Favouritism in the context of local government
“Party favoritism” was in the news as another and inded negative aspect of local government in Nepal. In a newly released report on a UNDP funded micro-enterprise programme – the Micro Enterprise Development for Poverty Alleviation (MEDPA) – it came out that around 70 percent of the trainings under this poverty alleviation initiative went to “party henchmen” of local politicians. Still in operation, the programme has reached over 140,000 locals across all 77 districts and has spent over 3 billion Nrs. during its fourth phase (2013-2018) alone. Favouritism has been rife not least after the local election in 2017 when mayors became chairmen of the beneficiary selection committees, and when they as well as ward chairmen could make recommendations to include supporters in the programme. Favouritism is an old practice at local level, and this headline in October underlines that it is still very much alive!
From a “local democracy” perspective, it may not inspire optimism to see that a municipality gives in to local pressure and leaves a serious waste management problem unsolved, as in Butwal, or that internal disputes can grow so severe that not even the municipal budget is approved, or that resources meant for the poor are distributed on the basis of favouritism.

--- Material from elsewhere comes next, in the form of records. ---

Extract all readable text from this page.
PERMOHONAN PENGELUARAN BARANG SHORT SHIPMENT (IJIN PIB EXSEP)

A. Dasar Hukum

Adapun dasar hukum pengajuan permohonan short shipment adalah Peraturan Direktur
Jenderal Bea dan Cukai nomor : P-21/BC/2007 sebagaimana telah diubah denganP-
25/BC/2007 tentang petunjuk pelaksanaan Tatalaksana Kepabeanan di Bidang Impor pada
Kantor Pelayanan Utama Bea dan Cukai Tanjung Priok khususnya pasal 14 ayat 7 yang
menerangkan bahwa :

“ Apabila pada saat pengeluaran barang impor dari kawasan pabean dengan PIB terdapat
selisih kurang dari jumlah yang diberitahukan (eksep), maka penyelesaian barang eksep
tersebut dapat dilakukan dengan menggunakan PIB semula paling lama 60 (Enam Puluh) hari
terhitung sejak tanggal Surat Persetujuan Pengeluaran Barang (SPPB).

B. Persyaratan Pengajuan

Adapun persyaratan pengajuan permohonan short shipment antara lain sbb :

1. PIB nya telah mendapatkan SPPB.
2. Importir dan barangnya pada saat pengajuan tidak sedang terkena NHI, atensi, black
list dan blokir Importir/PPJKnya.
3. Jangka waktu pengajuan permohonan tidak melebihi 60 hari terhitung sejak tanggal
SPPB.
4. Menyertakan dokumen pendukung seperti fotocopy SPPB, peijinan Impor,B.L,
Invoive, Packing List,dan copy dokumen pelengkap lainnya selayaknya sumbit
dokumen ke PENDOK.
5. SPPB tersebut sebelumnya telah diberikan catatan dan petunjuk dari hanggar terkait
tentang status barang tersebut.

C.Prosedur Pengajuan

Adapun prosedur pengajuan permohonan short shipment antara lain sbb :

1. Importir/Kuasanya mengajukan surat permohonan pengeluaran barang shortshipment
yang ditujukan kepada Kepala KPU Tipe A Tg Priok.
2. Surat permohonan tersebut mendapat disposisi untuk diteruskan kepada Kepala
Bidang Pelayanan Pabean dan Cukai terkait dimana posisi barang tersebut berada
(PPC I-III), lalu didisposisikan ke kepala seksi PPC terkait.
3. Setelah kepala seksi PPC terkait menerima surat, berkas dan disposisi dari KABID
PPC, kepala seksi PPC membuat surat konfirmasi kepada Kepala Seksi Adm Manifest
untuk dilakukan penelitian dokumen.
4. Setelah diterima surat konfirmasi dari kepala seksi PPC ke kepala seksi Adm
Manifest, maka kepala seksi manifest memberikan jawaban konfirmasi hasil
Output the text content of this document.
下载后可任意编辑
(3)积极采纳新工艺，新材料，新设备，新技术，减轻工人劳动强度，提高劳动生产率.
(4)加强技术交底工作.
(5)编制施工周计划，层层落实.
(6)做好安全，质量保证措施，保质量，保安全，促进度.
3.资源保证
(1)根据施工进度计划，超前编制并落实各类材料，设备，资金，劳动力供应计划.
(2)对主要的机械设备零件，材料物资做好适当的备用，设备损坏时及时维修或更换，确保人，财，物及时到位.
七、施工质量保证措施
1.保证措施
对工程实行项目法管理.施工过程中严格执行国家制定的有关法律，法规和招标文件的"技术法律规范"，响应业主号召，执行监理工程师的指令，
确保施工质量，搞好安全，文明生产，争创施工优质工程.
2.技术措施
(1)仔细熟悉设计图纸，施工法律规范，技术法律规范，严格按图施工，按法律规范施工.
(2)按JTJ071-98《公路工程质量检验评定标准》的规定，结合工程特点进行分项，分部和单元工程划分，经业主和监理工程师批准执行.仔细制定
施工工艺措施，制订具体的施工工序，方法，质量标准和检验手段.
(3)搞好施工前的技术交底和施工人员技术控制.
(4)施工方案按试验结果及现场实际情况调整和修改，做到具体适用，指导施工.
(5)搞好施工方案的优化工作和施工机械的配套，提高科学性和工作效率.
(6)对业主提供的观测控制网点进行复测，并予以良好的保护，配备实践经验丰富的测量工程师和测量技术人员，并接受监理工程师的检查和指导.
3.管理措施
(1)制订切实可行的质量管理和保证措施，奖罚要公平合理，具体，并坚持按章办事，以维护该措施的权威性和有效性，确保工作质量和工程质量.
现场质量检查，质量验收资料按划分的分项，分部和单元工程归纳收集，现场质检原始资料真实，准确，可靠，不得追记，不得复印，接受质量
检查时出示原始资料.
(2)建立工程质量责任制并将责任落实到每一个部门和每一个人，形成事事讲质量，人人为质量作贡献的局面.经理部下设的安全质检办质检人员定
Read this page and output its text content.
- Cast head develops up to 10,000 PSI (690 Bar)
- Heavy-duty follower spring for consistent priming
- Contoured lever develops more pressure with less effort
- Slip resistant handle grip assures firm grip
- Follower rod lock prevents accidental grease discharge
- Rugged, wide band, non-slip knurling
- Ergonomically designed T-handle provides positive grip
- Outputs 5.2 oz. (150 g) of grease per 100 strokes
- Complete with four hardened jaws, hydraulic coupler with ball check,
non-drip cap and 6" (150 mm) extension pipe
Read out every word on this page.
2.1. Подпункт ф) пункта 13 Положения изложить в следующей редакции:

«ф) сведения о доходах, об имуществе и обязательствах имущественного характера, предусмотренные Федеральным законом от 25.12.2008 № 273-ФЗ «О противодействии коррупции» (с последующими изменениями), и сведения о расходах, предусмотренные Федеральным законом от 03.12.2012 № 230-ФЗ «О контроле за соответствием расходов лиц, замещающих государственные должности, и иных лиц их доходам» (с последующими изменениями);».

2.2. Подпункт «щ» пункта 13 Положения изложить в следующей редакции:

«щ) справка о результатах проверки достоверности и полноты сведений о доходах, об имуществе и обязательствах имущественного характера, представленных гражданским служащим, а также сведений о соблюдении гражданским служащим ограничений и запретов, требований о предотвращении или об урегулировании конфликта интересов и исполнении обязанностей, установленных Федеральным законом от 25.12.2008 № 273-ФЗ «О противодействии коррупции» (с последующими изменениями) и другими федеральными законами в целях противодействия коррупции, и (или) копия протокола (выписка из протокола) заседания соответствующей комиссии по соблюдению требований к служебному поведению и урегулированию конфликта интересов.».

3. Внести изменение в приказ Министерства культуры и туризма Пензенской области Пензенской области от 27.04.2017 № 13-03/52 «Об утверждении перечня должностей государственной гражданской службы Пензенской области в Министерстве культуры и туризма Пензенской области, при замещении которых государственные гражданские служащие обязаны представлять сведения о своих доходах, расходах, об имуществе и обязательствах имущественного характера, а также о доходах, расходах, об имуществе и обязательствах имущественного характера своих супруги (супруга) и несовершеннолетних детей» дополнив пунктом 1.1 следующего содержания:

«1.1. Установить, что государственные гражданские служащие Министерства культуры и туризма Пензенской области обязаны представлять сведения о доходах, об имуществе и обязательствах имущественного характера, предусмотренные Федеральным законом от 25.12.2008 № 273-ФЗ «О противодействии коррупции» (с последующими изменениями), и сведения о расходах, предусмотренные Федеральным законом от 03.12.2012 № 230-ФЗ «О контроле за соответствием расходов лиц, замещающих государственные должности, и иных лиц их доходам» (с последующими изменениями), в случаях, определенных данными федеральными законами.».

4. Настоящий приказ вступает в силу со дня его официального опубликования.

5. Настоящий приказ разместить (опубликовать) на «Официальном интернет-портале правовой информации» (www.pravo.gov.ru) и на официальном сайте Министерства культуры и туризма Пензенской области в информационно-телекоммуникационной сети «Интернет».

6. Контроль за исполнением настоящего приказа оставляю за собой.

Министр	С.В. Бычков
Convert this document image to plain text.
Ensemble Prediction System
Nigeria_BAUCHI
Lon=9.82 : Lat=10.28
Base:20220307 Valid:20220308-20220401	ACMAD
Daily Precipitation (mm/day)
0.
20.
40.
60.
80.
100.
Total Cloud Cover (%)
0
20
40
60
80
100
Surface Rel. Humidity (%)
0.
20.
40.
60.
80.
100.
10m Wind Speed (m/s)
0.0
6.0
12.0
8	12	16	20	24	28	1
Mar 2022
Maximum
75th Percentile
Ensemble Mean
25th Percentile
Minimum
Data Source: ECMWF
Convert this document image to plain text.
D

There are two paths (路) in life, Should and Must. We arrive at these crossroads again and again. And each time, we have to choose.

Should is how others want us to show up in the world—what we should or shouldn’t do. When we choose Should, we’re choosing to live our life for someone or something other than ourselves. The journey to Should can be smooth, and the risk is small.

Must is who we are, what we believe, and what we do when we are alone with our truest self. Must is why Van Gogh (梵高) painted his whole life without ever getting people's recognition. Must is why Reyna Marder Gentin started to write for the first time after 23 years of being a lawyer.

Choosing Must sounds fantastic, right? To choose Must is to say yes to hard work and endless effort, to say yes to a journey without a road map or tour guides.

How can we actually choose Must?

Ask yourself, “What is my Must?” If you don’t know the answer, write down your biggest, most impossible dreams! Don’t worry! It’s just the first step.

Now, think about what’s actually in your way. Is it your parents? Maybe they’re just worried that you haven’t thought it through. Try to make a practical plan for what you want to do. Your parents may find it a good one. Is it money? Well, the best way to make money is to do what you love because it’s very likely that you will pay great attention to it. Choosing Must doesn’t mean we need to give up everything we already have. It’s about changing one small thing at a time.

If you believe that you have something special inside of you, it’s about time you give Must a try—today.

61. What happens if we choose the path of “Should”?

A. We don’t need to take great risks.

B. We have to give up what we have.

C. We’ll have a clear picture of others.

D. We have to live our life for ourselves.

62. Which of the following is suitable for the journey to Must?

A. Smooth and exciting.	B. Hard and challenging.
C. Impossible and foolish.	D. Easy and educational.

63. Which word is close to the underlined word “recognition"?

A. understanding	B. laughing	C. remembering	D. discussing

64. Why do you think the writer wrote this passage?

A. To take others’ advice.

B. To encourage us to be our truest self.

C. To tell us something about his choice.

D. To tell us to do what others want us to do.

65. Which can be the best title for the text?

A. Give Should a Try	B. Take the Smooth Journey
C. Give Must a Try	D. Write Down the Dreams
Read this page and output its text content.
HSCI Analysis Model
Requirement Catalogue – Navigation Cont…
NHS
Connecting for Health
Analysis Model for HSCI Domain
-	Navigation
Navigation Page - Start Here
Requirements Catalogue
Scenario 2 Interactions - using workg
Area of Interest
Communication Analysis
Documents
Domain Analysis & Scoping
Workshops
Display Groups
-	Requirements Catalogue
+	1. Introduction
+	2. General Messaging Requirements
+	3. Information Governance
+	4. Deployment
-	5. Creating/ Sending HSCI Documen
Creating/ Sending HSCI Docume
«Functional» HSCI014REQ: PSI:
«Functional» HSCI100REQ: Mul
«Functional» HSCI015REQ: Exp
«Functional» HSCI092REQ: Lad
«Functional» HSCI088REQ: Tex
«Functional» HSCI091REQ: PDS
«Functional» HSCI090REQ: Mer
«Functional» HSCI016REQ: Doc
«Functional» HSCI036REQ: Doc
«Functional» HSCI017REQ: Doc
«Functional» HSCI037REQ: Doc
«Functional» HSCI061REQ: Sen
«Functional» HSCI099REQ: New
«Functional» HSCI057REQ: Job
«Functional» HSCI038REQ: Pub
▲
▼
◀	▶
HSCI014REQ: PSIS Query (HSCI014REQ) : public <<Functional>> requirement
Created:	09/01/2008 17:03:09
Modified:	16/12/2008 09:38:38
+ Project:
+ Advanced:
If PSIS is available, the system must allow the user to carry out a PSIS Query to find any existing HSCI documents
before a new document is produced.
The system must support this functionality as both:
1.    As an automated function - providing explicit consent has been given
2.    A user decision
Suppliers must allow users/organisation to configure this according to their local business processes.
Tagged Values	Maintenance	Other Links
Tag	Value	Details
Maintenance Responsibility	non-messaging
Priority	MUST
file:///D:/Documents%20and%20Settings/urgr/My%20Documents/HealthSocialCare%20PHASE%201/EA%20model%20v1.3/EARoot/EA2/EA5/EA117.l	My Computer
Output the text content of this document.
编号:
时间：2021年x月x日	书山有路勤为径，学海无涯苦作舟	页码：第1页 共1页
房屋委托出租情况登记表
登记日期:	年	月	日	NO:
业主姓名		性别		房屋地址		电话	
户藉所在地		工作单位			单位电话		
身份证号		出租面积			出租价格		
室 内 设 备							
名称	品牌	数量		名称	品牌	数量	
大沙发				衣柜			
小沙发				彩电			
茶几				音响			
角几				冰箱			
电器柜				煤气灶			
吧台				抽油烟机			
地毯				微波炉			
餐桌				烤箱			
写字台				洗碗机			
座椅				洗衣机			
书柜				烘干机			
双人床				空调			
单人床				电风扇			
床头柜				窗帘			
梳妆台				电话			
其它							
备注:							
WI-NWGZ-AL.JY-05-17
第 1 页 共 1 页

This tour of the news on local government over the last month or so, though, can still end on a positive note!
It’s true that the municipalities often get “bad press” as their conduct can leave much to be desired. But in between these headlines are also positive stories that illustrate the strength of local government in a country like Nepal. When municipalities come up with new ideas and initiatives, such as the “cycle city” in Birendranagar or the conservation of artefacts in Sainamaina Municipality to develop local tourism, this shows an ability of local bodies to respond to particular circumstances and opportunities in their communities. The efforts to protect villages from wildlife attack, and the social reform act in Hetauda, are two additional examples. To be sure, there are many discouraging stories on local government in Nepal. Yet in the last months or so, the headlines were not all negative ones but rather, a mixed bag.